Maybe that’s the beautiful complexity of life.  At this microcosmic level it seems so chaotic, but when your view expands, it becomes much simpler.  We’re probably all very much alike.  Maybe we’re all walking beautiful disasters.  (Enter from stage left: all woodland creatures and two representatives from each and every race, ethnicity and religion...On 3 we all join hands and sing "We are the World".  One, Two, - wait, wait!  One, Two, and hold hands on Three?  Or One, Two, Three, THEN we hold hands?  Oh for fuck's sake.  We go One, Two, hold hands on Three, and then sing.  Amateurs.  Ready...ACTION!)

Tuesday, March 22, 2011

Monday, March 21, 2011

Take these broken wings

Have you ever had this situation, where your friend is crestfallen and in a bad space…and all you can think of to say is, “Wow, that sucks.  Sorry, man,” and then later on think about sending them a link to Mr. Mister’s “Broken Wings”, as if that will make them feel better?  Yeah, that about says it all…

“Take these broken wings
And learn to fly again, learn to live so free
When we hear the voices sing
The book of love will open up and let us in
Take these broken wings”

I can’t be the only one that thinks 80’s music solves most of life’s problems, can I?  I mean, I hear Michael Jackson’s “We are here to change the world” and my whole day turns around.  Maybe I’ve seen Captain EO one too many times but I think that shit is life-changing. 

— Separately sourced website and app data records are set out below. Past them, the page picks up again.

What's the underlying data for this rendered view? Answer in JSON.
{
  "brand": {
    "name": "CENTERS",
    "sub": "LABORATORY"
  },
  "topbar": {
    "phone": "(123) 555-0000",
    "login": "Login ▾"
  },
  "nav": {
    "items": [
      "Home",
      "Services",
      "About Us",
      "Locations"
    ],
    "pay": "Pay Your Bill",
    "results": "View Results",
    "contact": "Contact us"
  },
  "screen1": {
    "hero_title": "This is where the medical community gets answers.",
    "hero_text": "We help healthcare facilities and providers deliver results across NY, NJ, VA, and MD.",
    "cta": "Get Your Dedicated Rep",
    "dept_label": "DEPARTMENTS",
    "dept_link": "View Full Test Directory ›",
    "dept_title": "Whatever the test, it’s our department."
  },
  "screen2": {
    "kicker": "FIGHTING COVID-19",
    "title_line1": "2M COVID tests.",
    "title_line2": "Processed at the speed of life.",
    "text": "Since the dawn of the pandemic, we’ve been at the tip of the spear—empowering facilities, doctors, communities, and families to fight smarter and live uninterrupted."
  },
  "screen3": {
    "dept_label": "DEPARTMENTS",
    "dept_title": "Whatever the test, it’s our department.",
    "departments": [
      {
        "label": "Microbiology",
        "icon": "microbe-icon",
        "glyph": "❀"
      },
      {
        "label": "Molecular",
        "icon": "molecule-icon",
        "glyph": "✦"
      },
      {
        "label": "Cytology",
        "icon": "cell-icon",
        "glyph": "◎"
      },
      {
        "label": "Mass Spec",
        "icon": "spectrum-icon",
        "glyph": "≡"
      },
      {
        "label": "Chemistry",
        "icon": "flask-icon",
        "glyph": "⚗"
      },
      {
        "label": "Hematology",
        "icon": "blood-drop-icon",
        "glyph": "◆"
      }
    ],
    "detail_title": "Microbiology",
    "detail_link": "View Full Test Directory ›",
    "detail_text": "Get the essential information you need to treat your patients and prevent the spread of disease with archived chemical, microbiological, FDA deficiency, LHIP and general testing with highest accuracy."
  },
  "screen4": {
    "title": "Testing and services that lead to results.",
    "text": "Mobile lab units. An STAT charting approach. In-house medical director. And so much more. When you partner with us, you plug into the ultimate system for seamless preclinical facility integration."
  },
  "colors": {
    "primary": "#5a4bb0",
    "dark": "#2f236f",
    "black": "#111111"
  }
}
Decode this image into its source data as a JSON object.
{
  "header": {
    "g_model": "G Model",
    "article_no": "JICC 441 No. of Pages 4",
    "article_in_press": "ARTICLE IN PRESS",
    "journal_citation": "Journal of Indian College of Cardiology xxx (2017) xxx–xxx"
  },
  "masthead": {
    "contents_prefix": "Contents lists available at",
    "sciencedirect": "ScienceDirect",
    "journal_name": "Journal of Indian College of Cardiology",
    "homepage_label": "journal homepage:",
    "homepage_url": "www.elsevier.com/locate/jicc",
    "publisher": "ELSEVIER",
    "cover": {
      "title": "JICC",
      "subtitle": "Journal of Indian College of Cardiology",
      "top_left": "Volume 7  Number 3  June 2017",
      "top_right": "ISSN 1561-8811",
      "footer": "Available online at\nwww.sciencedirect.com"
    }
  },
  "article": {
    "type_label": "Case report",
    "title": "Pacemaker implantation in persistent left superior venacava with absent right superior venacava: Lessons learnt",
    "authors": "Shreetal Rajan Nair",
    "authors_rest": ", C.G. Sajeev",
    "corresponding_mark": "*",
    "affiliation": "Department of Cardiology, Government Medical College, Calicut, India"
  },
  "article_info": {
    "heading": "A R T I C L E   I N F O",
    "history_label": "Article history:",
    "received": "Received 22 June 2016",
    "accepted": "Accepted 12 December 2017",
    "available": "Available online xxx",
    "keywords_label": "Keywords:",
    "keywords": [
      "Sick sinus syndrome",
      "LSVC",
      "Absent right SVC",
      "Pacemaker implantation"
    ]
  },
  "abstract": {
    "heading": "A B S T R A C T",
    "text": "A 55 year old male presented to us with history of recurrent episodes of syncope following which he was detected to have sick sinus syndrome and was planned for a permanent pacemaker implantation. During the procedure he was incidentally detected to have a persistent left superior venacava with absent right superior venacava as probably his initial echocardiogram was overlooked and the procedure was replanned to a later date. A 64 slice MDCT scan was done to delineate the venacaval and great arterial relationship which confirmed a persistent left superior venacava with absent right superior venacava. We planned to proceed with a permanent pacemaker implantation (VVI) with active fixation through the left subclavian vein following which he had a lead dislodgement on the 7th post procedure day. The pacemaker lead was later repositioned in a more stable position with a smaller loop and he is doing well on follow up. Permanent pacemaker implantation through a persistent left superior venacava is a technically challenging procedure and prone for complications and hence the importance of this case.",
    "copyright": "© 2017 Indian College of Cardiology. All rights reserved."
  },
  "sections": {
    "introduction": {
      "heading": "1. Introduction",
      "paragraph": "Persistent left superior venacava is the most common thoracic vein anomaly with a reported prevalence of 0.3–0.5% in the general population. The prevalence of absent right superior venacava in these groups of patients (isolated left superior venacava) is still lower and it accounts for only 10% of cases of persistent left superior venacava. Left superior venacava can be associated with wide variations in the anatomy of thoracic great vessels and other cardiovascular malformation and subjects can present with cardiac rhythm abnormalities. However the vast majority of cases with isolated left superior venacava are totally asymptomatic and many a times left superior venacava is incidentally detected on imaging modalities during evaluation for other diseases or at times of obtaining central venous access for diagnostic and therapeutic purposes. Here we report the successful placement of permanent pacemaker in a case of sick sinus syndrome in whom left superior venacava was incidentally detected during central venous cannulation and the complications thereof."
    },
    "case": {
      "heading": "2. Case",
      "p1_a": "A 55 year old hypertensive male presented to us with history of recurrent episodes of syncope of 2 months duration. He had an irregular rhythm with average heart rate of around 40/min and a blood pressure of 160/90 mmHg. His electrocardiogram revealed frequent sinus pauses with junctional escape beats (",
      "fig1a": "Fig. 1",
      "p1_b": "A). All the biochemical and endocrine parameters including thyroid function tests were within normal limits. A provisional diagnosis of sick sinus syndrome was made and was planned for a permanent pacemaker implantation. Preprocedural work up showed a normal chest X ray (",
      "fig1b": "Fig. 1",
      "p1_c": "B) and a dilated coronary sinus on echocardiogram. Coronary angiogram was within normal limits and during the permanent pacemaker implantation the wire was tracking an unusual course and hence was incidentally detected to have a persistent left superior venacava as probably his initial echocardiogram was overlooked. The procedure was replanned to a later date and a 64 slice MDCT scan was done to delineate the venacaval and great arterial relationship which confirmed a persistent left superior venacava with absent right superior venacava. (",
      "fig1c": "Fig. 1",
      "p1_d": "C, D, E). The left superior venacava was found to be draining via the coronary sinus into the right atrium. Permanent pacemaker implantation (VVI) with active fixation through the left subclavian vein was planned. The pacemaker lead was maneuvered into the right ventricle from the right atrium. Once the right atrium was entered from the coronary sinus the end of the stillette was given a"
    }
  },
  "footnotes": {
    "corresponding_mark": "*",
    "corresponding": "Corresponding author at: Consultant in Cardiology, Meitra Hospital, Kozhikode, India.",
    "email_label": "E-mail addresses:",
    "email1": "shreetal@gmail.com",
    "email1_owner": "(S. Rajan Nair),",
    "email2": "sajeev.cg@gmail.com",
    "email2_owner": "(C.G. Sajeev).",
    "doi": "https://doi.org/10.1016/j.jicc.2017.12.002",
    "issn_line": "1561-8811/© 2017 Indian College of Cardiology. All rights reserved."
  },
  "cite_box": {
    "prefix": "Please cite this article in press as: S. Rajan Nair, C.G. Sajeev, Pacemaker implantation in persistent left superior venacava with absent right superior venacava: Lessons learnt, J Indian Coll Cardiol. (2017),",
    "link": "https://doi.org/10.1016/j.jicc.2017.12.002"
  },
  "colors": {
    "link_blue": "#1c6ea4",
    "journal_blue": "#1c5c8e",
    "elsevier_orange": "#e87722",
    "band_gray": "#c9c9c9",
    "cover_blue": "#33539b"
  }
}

Oh, well.  I really do hope my friend feels better.  Maybe I’ll draw him a picture.

Thursday, March 17, 2011

When my spirit explodes...


...there will apparently be a lot of blue bubbles. 
 
Have you ever had moments where you felt completely free?  Like you had an explosion of peace because you realized that all the limitations you feel, most of the frustrations, don't really exist?  Some days I have incredible moments of revelation where I see that most of the things that bother me in life are inconsequential- not that nothing matters, (I haven't become a Nihilist), just that what can't be changed can simply not be changed and isn't worth worrying about, and the things that I feel hold me back aren't really there.  I can pretty much do anything!  If I want to dress bonkers on the weekend, or speak with an accent, or paint a picture, or go on a bike ride, or travel to Mexico, or write a book or plant a garden...all can be done.  If I don't like my hair color, I can change it.  If I want to travel the world, with just a little planning, it can be done.  Feeling like possibility is limitless is one of the best, most pure, exhilarating feelings ever.  It's like the adrenaline experienced during a roller coaster ride and that "a-ha!" moment when you've solved a mystery or figured out a movie twist before it's revealed, combined.  It's like this giant "It's OKAY" feeling descends, and you kind of just feel like your wrongs are forgiven and Life is a giant present with a big bow, waiting for you to open.  I don't think I'm doing a good job describing it, but I think the best word to encapsulate this feeling is Freedom.  And it rocks. 

Whatever it is, I hope all of you experience it. 

And PS I promise I'm not crazy...yet.